Schnech v. United States
249 U.S. 47; 39 S.Ct. 247; 63 L.Ed. 470 (1919)
The Facts in this case are these: Charles T. Schnech the general secretary of the Socialist Party was convicted of “causing and attempting to cause insubordination in the military and naval forces of the United States. In violation of the Espionage Act of 1917, the conviction stemmed from the Socialist Parties printing and distributing leaflets attracting American participation in World War I and urging young men to oppose the military draft. Three charges were as follows: 1. Conspiracy to violate the Espionage Act of 1917, 2. By causing and attempting to cause insubordination in the military forces of the United States, and 3. Obstructing the recruiting and enlistment service of the United States while the U.S. was at war.
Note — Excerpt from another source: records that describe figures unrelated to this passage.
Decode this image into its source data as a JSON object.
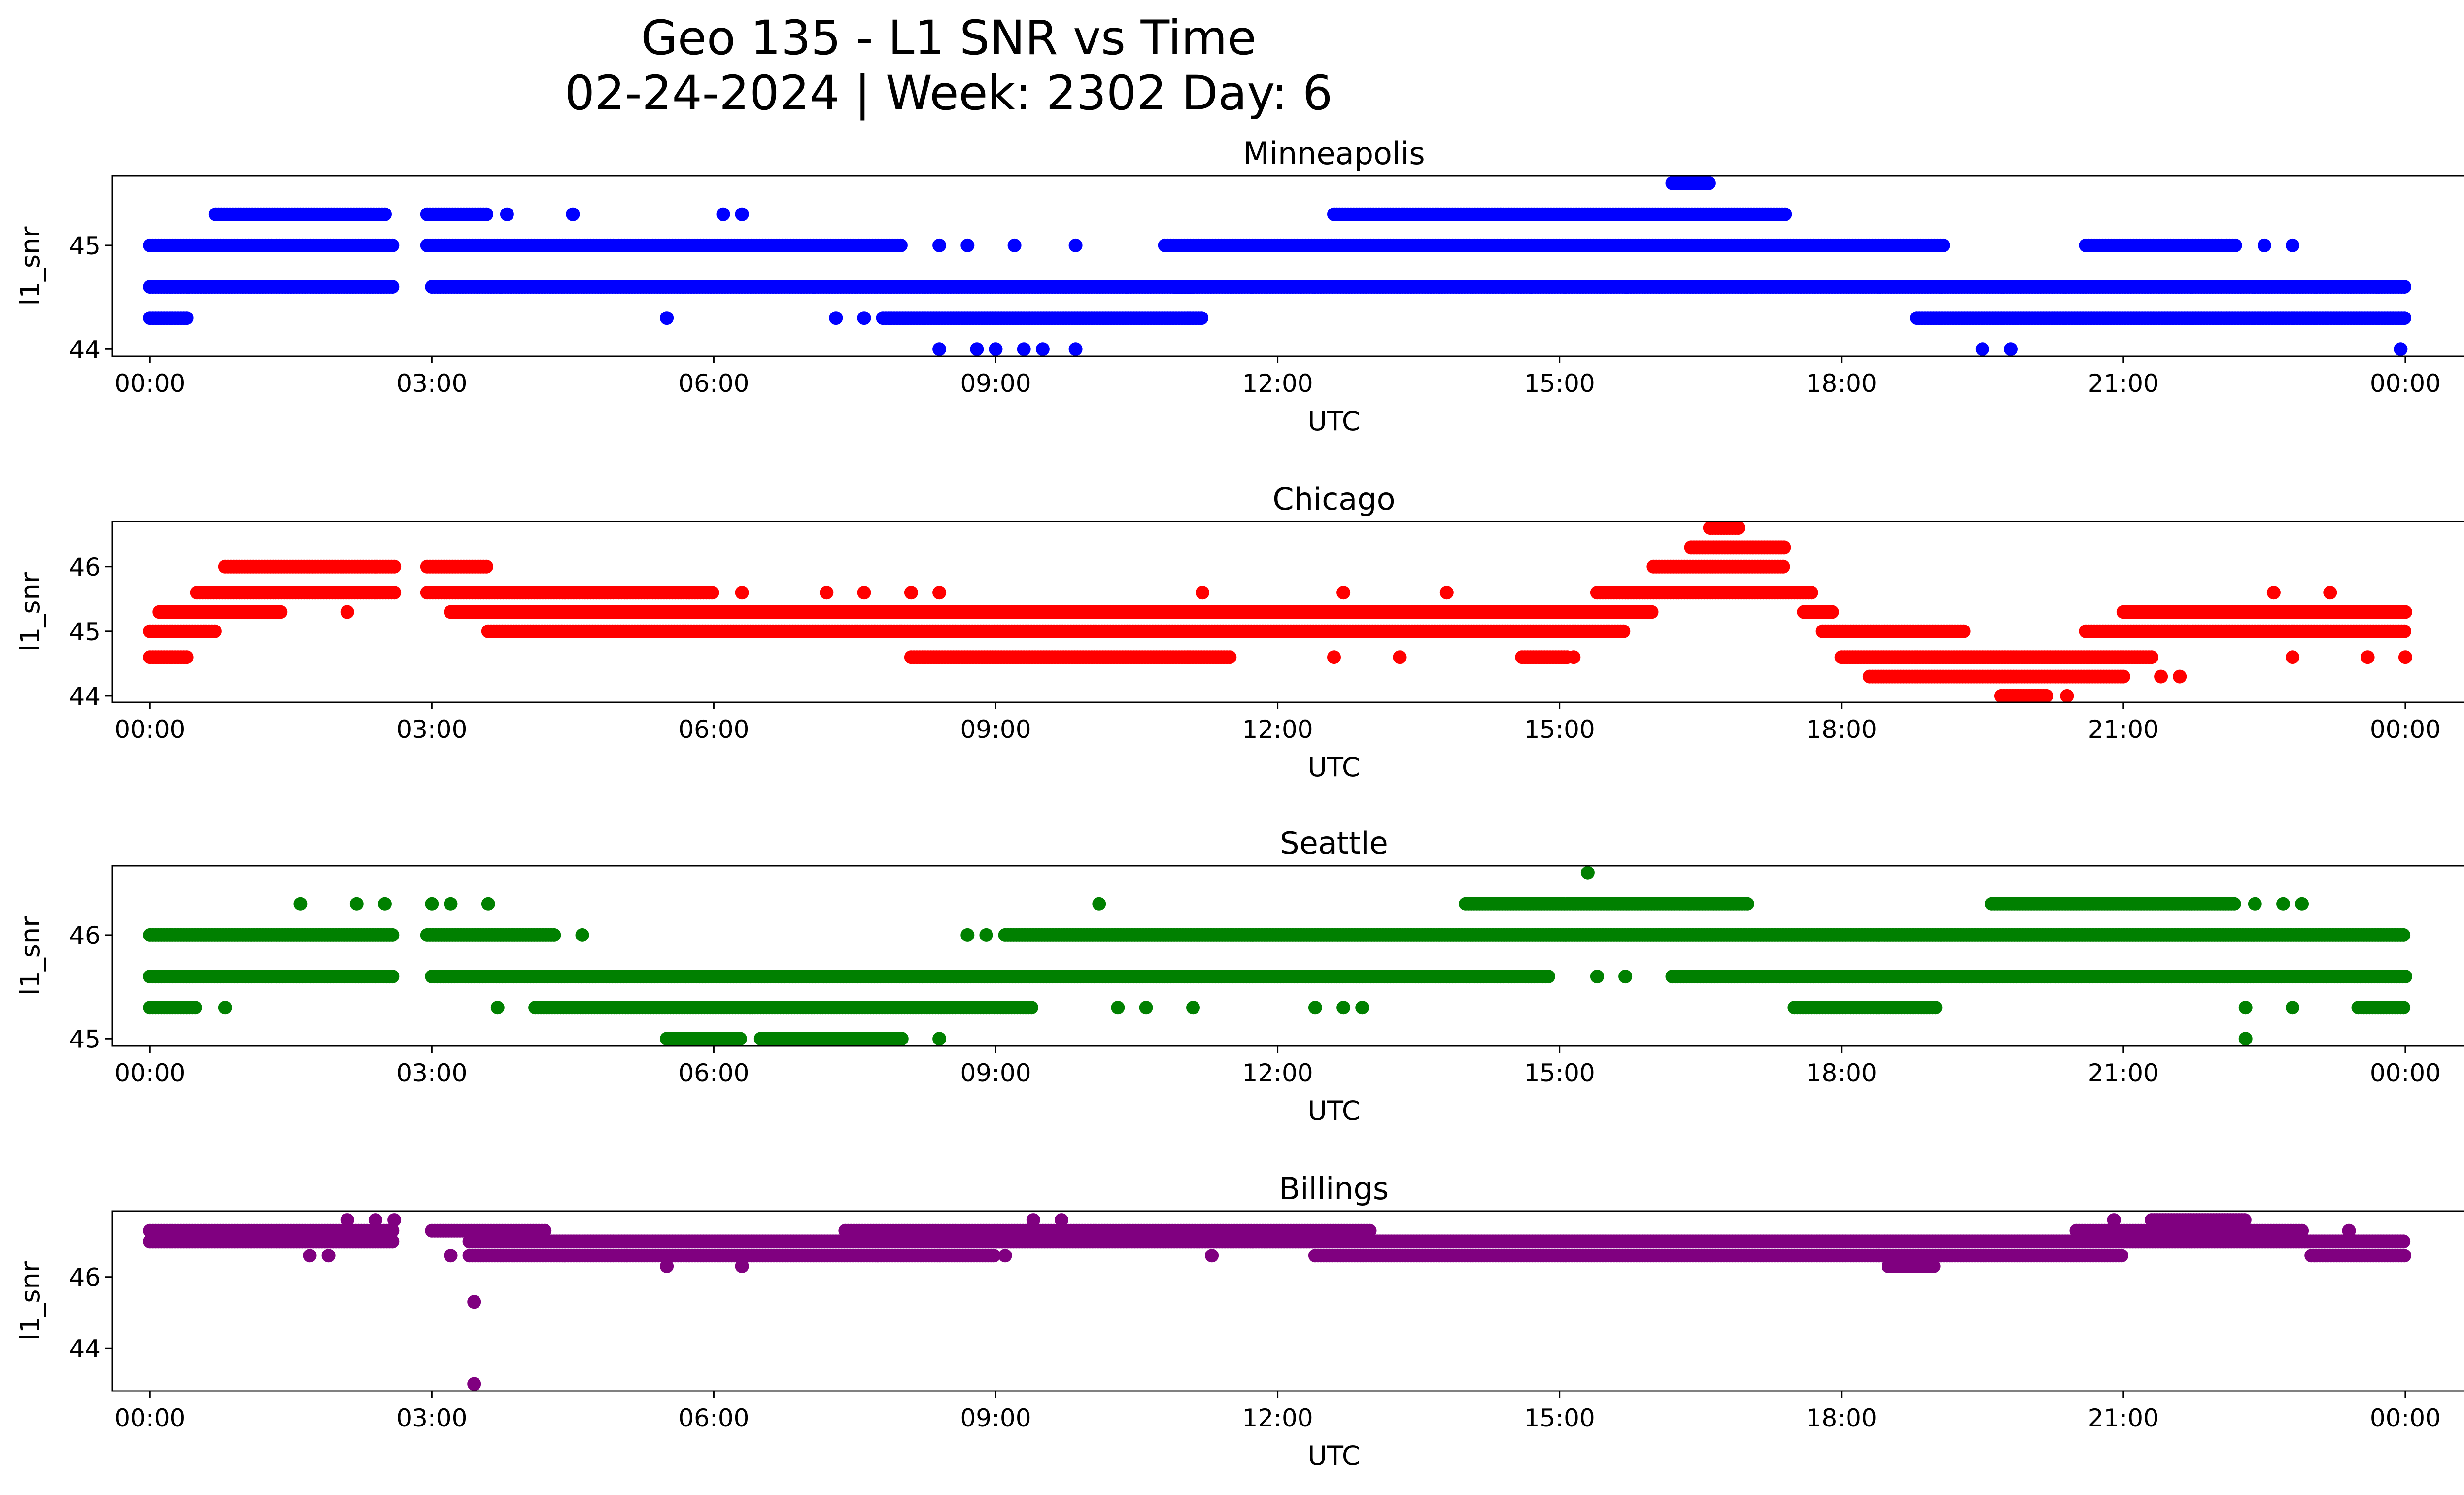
{
  "figure": {
    "title_line1": "Geo 135 - L1 SNR vs Time",
    "title_line2": "02-24-2024 | Week: 2302 Day: 6"
  },
  "chart_data": [
    {
      "type": "scatter",
      "title": "Minneapolis",
      "xlabel": "UTC",
      "ylabel": "l1_snr",
      "color": "#0000ff",
      "xlim": [
        -0.4,
        25.6
      ],
      "ylim": [
        43.93,
        45.67
      ],
      "xticks": [
        "00:00",
        "03:00",
        "06:00",
        "09:00",
        "12:00",
        "15:00",
        "18:00",
        "21:00",
        "00:00"
      ],
      "yticks": [
        44,
        45
      ],
      "bands": [
        {
          "y": 44.3,
          "ranges": [
            [
              0.0,
              0.4
            ],
            [
              18.8,
              24.0
            ]
          ]
        },
        {
          "y": 44.3,
          "ranges": [
            [
              7.8,
              11.2
            ]
          ]
        },
        {
          "y": 44.6,
          "ranges": [
            [
              0.0,
              2.6
            ],
            [
              3.0,
              11.1
            ],
            [
              10.9,
              17.0
            ],
            [
              17.0,
              24.0
            ]
          ]
        },
        {
          "y": 45.0,
          "ranges": [
            [
              0.0,
              2.6
            ],
            [
              2.95,
              8.0
            ],
            [
              10.8,
              19.1
            ],
            [
              20.6,
              22.2
            ]
          ]
        },
        {
          "y": 45.3,
          "ranges": [
            [
              0.7,
              2.5
            ],
            [
              2.95,
              3.6
            ],
            [
              12.6,
              17.4
            ]
          ]
        },
        {
          "y": 45.6,
          "ranges": [
            [
              16.2,
              16.6
            ]
          ]
        }
      ],
      "points": [
        {
          "x": 3.8,
          "y": 45.3
        },
        {
          "x": 4.5,
          "y": 45.3
        },
        {
          "x": 6.1,
          "y": 45.3
        },
        {
          "x": 6.3,
          "y": 45.3
        },
        {
          "x": 8.4,
          "y": 45.0
        },
        {
          "x": 8.7,
          "y": 45.0
        },
        {
          "x": 9.2,
          "y": 45.0
        },
        {
          "x": 9.85,
          "y": 45.0
        },
        {
          "x": 22.5,
          "y": 45.0
        },
        {
          "x": 22.8,
          "y": 45.0
        },
        {
          "x": 14.7,
          "y": 44.6
        },
        {
          "x": 15.7,
          "y": 44.6
        },
        {
          "x": 5.5,
          "y": 44.3
        },
        {
          "x": 7.3,
          "y": 44.3
        },
        {
          "x": 7.6,
          "y": 44.3
        },
        {
          "x": 8.4,
          "y": 44.0
        },
        {
          "x": 8.8,
          "y": 44.0
        },
        {
          "x": 9.0,
          "y": 44.0
        },
        {
          "x": 9.3,
          "y": 44.0
        },
        {
          "x": 9.5,
          "y": 44.0
        },
        {
          "x": 9.85,
          "y": 44.0
        },
        {
          "x": 19.5,
          "y": 44.0
        },
        {
          "x": 19.8,
          "y": 44.0
        },
        {
          "x": 23.95,
          "y": 44.0
        }
      ]
    },
    {
      "type": "scatter",
      "title": "Chicago",
      "xlabel": "UTC",
      "ylabel": "l1_snr",
      "color": "#ff0000",
      "xlim": [
        -0.4,
        25.6
      ],
      "ylim": [
        43.9,
        46.7
      ],
      "xticks": [
        "00:00",
        "03:00",
        "06:00",
        "09:00",
        "12:00",
        "15:00",
        "18:00",
        "21:00",
        "00:00"
      ],
      "yticks": [
        44,
        45,
        46
      ],
      "bands": [
        {
          "y": 44.0,
          "ranges": [
            [
              19.7,
              20.2
            ]
          ]
        },
        {
          "y": 44.3,
          "ranges": [
            [
              18.3,
              21.0
            ]
          ]
        },
        {
          "y": 44.6,
          "ranges": [
            [
              0.0,
              0.4
            ],
            [
              8.1,
              11.5
            ],
            [
              14.6,
              15.1
            ],
            [
              18.0,
              21.3
            ]
          ]
        },
        {
          "y": 45.0,
          "ranges": [
            [
              0.0,
              0.7
            ],
            [
              3.6,
              8.0
            ],
            [
              8.0,
              15.7
            ],
            [
              17.8,
              19.3
            ],
            [
              20.6,
              24.0
            ]
          ]
        },
        {
          "y": 45.3,
          "ranges": [
            [
              0.1,
              1.4
            ],
            [
              3.2,
              16.0
            ],
            [
              17.6,
              17.9
            ],
            [
              21.0,
              24.0
            ]
          ]
        },
        {
          "y": 45.6,
          "ranges": [
            [
              0.5,
              2.6
            ],
            [
              2.95,
              6.0
            ],
            [
              15.4,
              17.7
            ]
          ]
        },
        {
          "y": 46.0,
          "ranges": [
            [
              0.8,
              2.6
            ],
            [
              2.95,
              3.6
            ],
            [
              16.0,
              17.4
            ]
          ]
        },
        {
          "y": 46.3,
          "ranges": [
            [
              16.4,
              17.4
            ]
          ]
        },
        {
          "y": 46.6,
          "ranges": [
            [
              16.6,
              16.9
            ]
          ]
        }
      ],
      "points": [
        {
          "x": 6.3,
          "y": 45.6
        },
        {
          "x": 7.2,
          "y": 45.6
        },
        {
          "x": 7.6,
          "y": 45.6
        },
        {
          "x": 8.1,
          "y": 45.6
        },
        {
          "x": 8.4,
          "y": 45.6
        },
        {
          "x": 11.2,
          "y": 45.6
        },
        {
          "x": 12.7,
          "y": 45.6
        },
        {
          "x": 13.8,
          "y": 45.6
        },
        {
          "x": 22.6,
          "y": 45.6
        },
        {
          "x": 23.2,
          "y": 45.6
        },
        {
          "x": 2.1,
          "y": 45.3
        },
        {
          "x": 12.6,
          "y": 44.6
        },
        {
          "x": 13.3,
          "y": 44.6
        },
        {
          "x": 15.15,
          "y": 44.6
        },
        {
          "x": 22.8,
          "y": 44.6
        },
        {
          "x": 23.6,
          "y": 44.6
        },
        {
          "x": 24.0,
          "y": 44.6
        },
        {
          "x": 21.4,
          "y": 44.3
        },
        {
          "x": 21.6,
          "y": 44.3
        },
        {
          "x": 20.4,
          "y": 44.0
        }
      ]
    },
    {
      "type": "scatter",
      "title": "Seattle",
      "xlabel": "UTC",
      "ylabel": "l1_snr",
      "color": "#008000",
      "xlim": [
        -0.4,
        25.6
      ],
      "ylim": [
        44.93,
        46.67
      ],
      "xticks": [
        "00:00",
        "03:00",
        "06:00",
        "09:00",
        "12:00",
        "15:00",
        "18:00",
        "21:00",
        "00:00"
      ],
      "yticks": [
        45,
        46
      ],
      "bands": [
        {
          "y": 45.0,
          "ranges": [
            [
              5.5,
              6.3
            ],
            [
              6.5,
              8.0
            ]
          ]
        },
        {
          "y": 45.3,
          "ranges": [
            [
              0.0,
              0.5
            ],
            [
              4.1,
              9.4
            ],
            [
              17.5,
              19.0
            ],
            [
              23.5,
              24.0
            ]
          ]
        },
        {
          "y": 45.6,
          "ranges": [
            [
              0.0,
              2.6
            ],
            [
              3.0,
              14.9
            ],
            [
              16.2,
              24.0
            ]
          ]
        },
        {
          "y": 46.0,
          "ranges": [
            [
              0.0,
              2.6
            ],
            [
              2.95,
              4.3
            ],
            [
              9.1,
              24.0
            ]
          ]
        },
        {
          "y": 46.3,
          "ranges": [
            [
              14.0,
              17.0
            ],
            [
              19.6,
              22.2
            ]
          ]
        }
      ],
      "points": [
        {
          "x": 0.8,
          "y": 45.3
        },
        {
          "x": 3.7,
          "y": 45.3
        },
        {
          "x": 10.3,
          "y": 45.3
        },
        {
          "x": 10.6,
          "y": 45.3
        },
        {
          "x": 11.1,
          "y": 45.3
        },
        {
          "x": 12.4,
          "y": 45.3
        },
        {
          "x": 12.7,
          "y": 45.3
        },
        {
          "x": 12.9,
          "y": 45.3
        },
        {
          "x": 22.3,
          "y": 45.3
        },
        {
          "x": 22.8,
          "y": 45.3
        },
        {
          "x": 15.4,
          "y": 45.6
        },
        {
          "x": 15.7,
          "y": 45.6
        },
        {
          "x": 4.6,
          "y": 46.0
        },
        {
          "x": 8.7,
          "y": 46.0
        },
        {
          "x": 8.9,
          "y": 46.0
        },
        {
          "x": 1.6,
          "y": 46.3
        },
        {
          "x": 2.2,
          "y": 46.3
        },
        {
          "x": 2.5,
          "y": 46.3
        },
        {
          "x": 3.0,
          "y": 46.3
        },
        {
          "x": 3.2,
          "y": 46.3
        },
        {
          "x": 3.6,
          "y": 46.3
        },
        {
          "x": 10.1,
          "y": 46.3
        },
        {
          "x": 22.4,
          "y": 46.3
        },
        {
          "x": 22.7,
          "y": 46.3
        },
        {
          "x": 22.9,
          "y": 46.3
        },
        {
          "x": 15.3,
          "y": 46.6
        },
        {
          "x": 22.3,
          "y": 45.0
        },
        {
          "x": 8.4,
          "y": 45.0
        }
      ]
    },
    {
      "type": "scatter",
      "title": "Billings",
      "xlabel": "UTC",
      "ylabel": "l1_snr",
      "color": "#800080",
      "xlim": [
        -0.4,
        25.6
      ],
      "ylim": [
        42.8,
        47.85
      ],
      "xticks": [
        "00:00",
        "03:00",
        "06:00",
        "09:00",
        "12:00",
        "15:00",
        "18:00",
        "21:00",
        "00:00"
      ],
      "yticks": [
        44,
        46
      ],
      "bands": [
        {
          "y": 46.3,
          "ranges": [
            [
              18.5,
              19.0
            ]
          ]
        },
        {
          "y": 46.6,
          "ranges": [
            [
              3.4,
              9.0
            ],
            [
              12.4,
              21.0
            ],
            [
              23.0,
              24.0
            ]
          ]
        },
        {
          "y": 47.0,
          "ranges": [
            [
              0.0,
              2.6
            ],
            [
              3.4,
              24.0
            ]
          ]
        },
        {
          "y": 47.3,
          "ranges": [
            [
              0.0,
              2.6
            ],
            [
              3.0,
              4.2
            ],
            [
              7.4,
              13.0
            ],
            [
              20.5,
              22.9
            ]
          ]
        },
        {
          "y": 47.6,
          "ranges": [
            [
              21.3,
              22.3
            ]
          ]
        }
      ],
      "points": [
        {
          "x": 1.7,
          "y": 46.6
        },
        {
          "x": 1.9,
          "y": 46.6
        },
        {
          "x": 3.2,
          "y": 46.6
        },
        {
          "x": 11.3,
          "y": 46.6
        },
        {
          "x": 5.5,
          "y": 46.3
        },
        {
          "x": 6.3,
          "y": 46.3
        },
        {
          "x": 9.1,
          "y": 46.6
        },
        {
          "x": 2.1,
          "y": 47.6
        },
        {
          "x": 2.4,
          "y": 47.6
        },
        {
          "x": 2.6,
          "y": 47.6
        },
        {
          "x": 9.4,
          "y": 47.6
        },
        {
          "x": 9.7,
          "y": 47.6
        },
        {
          "x": 20.9,
          "y": 47.6
        },
        {
          "x": 3.45,
          "y": 45.3
        },
        {
          "x": 3.45,
          "y": 43.0
        },
        {
          "x": 23.4,
          "y": 47.3
        }
      ]
    }
  ]
}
The Issues in this case are these: Was Mr. Schnech’s First Amendment rights violated?
The Holding in this case is as follows: by a vote of 9 to 0 the Court finds that the act of (speaking, or circulating a paper), the Court finds that Mr. Schnech in his actions did violate the Espionage Act of 1917, and that the conviction should be upheld.
Justice Holds opined for the 9 to 0 majority: He states “If seems to be admitted that if an actual obstruction of the recruiting service were proved, liability for the words that produced that effect right be enforced.” He goes on the say that the statute punished conspiracy to obstruct as well as actual the actual obstruction.” The Court finds that Mr. Schnech’s rights were not violated.
Significance: The court decides that Mr. Schnech’s obstruction of Recruiting, his actions in inspiring insubordination and the liability for his words were enough to convict.